On Saturday the 23rd of June, myself and Greg were delighted to join the Biolinks Alliance Symposium field trip, as we progressed along the eastern flank of the Grampians from north to south, familiarising ourselves with some important wetland case study sites along the way. A visit to the long drained and developed Lake Nekeeya, was followed by a quick comparative look at Lake Muirhead – a significant wetland that straddles public and private land.
Then it was down to Dunkeld for a quick lunch stop at the Community Centre, where I gave an abbreviated talk about NGT’s wetland restoration projects in the local area, before we headed out for a closer look at the new NGT reserve (Stage 1 project area) at Walker Swamp.

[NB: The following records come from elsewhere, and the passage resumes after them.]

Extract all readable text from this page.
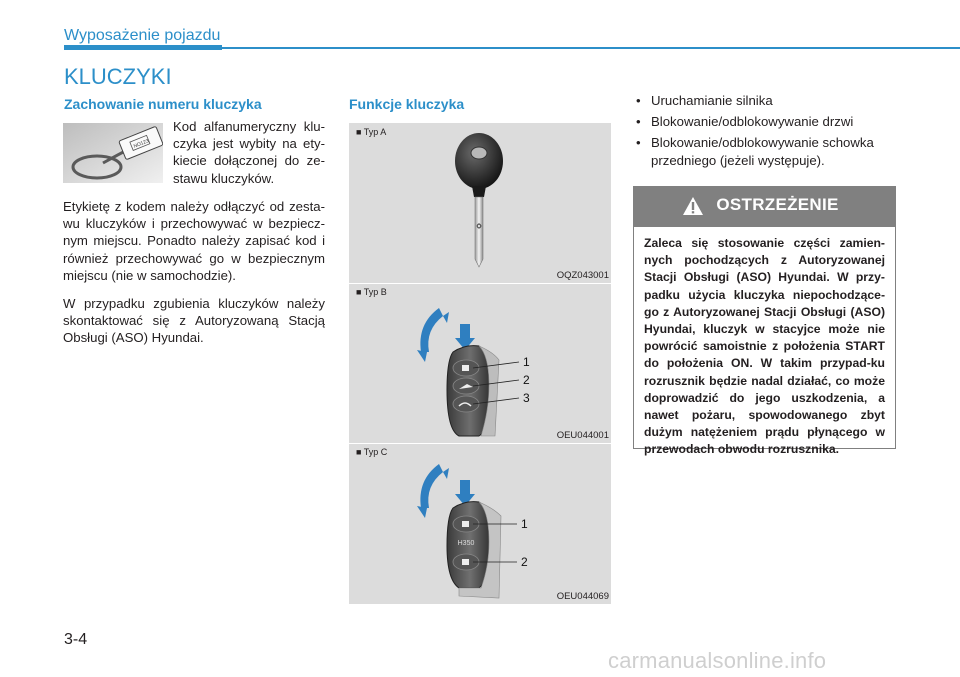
Wyposażenie pojazdu
KLUCZYKI
Zachowanie numeru kluczyka
NO123
Kod alfanumeryczny klu-czyka jest wybity na ety-kiecie dołączonej do ze-stawu kluczyków.
Etykietę z kodem należy odłączyć od zesta-wu kluczyków i przechowywać w bezpiecz-nym miejscu. Ponadto należy zapisać kod i również przechowywać go w bezpiecznym miejscu (nie w samochodzie).
W przypadku zgubienia kluczyków należy skontaktować się z Autoryzowaną Stacją Obsługi (ASO) Hyundai.
Funkcje kluczyka
■ Typ A
OQZ043001
■ Typ B
1
2
3
OEU044001
■ Typ C
H350
1
2
OEU044069
• Uruchamianie silnika
• Blokowanie/odblokowywanie drzwi
• Blokowanie/odblokowywanie schowka przedniego (jeżeli występuje).
OSTRZEŻENIE
Zaleca się stosowanie części zamien-nych pochodzących z Autoryzowanej Stacji Obsługi (ASO) Hyundai. W przy-padku użycia kluczyka niepochodzące-go z Autoryzowanej Stacji Obsługi (ASO) Hyundai, kluczyk w stacyjce może nie powrócić samoistnie z położenia START do położenia ON. W takim przypad-ku rozrusznik będzie nadal działać, co może doprowadzić do jego uszkodzenia, a nawet pożaru, spowodowanego zbyt dużym natężeniem prądu płynącego w przewodach obwodu rozrusznika.
3-4
carmanualsonline.info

After being visited by a trio of very curious emus, and having an excellent group discussion about what is involved in a wetland restoration project of this scale, our guests took advantage of the view from the new bird observation tower. And that was when someone with binoculars noticed that we already have a pair of brolga using the wetland – spotted off in the distance, on the far side of the first puddle that has appeared in the lowest part of the bed of Walker Swamp as a result of recent rains. We think they have picked a good spot, because things are looking up for this important wetland!
Before leaving the site and closing the day, we then went for a quick look at the Walker Swamp outlet drain to give everyone a feel for the immense scale of past artificial drainage works. Despite there now being much to do to correct these changes, we were also able to clearly see the role that the low-level trial structure has played as a cost-effective way of identifying the potential of the project (since it was put in place 4 years ago). The trial will be left in place this year, while we design the requirements for permanent works to reverse artificial drainage that will take place next year.